The trendiness of NFTs has made the concept of selling the idea of ownership somehow palatable and profitable to the very-online masses, he went on. Indeed, he’s not even the only person selling fart NFTs. 

While aware that the concept has manifested into madness, Ramírez-Mallis still hopes to profit off it. 

“I’m hoping these NFT farts can at once critique [the absurdity], make people laugh and make me rich,” he said. 

But, he admits, there is some historical precedent for the concept of NFTs. 
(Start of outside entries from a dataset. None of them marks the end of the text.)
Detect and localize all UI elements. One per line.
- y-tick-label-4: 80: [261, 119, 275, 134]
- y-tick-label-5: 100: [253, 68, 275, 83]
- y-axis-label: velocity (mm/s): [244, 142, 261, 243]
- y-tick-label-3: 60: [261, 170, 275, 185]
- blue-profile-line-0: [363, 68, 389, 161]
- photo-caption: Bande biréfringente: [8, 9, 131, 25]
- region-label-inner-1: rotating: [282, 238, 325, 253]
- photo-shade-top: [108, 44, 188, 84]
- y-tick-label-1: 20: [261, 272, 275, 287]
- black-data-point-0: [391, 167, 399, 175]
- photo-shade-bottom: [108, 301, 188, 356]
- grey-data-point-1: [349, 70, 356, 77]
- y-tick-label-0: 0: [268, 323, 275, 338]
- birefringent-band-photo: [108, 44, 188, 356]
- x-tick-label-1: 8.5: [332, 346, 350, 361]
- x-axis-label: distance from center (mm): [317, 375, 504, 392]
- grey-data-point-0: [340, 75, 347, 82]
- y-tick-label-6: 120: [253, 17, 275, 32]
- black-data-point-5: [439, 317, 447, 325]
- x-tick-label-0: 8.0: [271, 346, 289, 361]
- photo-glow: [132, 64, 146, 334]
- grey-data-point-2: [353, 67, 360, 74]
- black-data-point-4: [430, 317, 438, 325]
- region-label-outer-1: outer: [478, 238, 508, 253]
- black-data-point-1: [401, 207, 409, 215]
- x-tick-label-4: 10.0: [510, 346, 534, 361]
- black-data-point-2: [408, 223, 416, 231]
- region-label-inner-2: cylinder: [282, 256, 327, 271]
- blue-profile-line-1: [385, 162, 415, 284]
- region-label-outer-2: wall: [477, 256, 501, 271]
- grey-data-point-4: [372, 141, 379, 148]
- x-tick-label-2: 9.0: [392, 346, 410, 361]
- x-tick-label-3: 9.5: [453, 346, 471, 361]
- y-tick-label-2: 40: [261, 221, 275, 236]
“In many ways, this is a bubble, but it’s also been around forever,” he said, comparing NFTs to wealthy art collectors buying expensive works, putting them in storage and only displaying their certificate of ownership, then selling that for more money. “Buying and selling art purely as a commodity to store value in has been around for centuries, and NFTs are just a digital way of representing that transactional nature of art.” 

“The art is just an avatar for value.”

A consultant for Ramírez-Mallis’ fart NFT agrees, and said he offered to help Ramírez-Mallis with some of the project’s technical aspects because he appreciated its “silly but necessary” criticism of the NFT phenomenon. 

“By purchasing an NFT, you become part of the in-crowd of a technological novelty that masquerades as revolutionary but operates in the same tired old way of the existing art market,” said Grayson Earle, a friend of Ramírez-Mallis and creator of the cryptocurrency project Bail Bloc.

While Ramírez-Mallis and Earle admit that the digital art behind NFTs is often intellectually and visually fascinating, they take issue with how quickly they become far more about their price tag than their creative worth. 

“The art is just an avatar for value,” said Ramírez-Mallis, noting that behind the crazed market aren’t digital art-lovers, but people trying to get rich quick as speculators. 

“There’s that old saying, ‘Why don’t they just frame the money?’ ” Ramírez-Mallis said, “and this really is the embodiment of that.”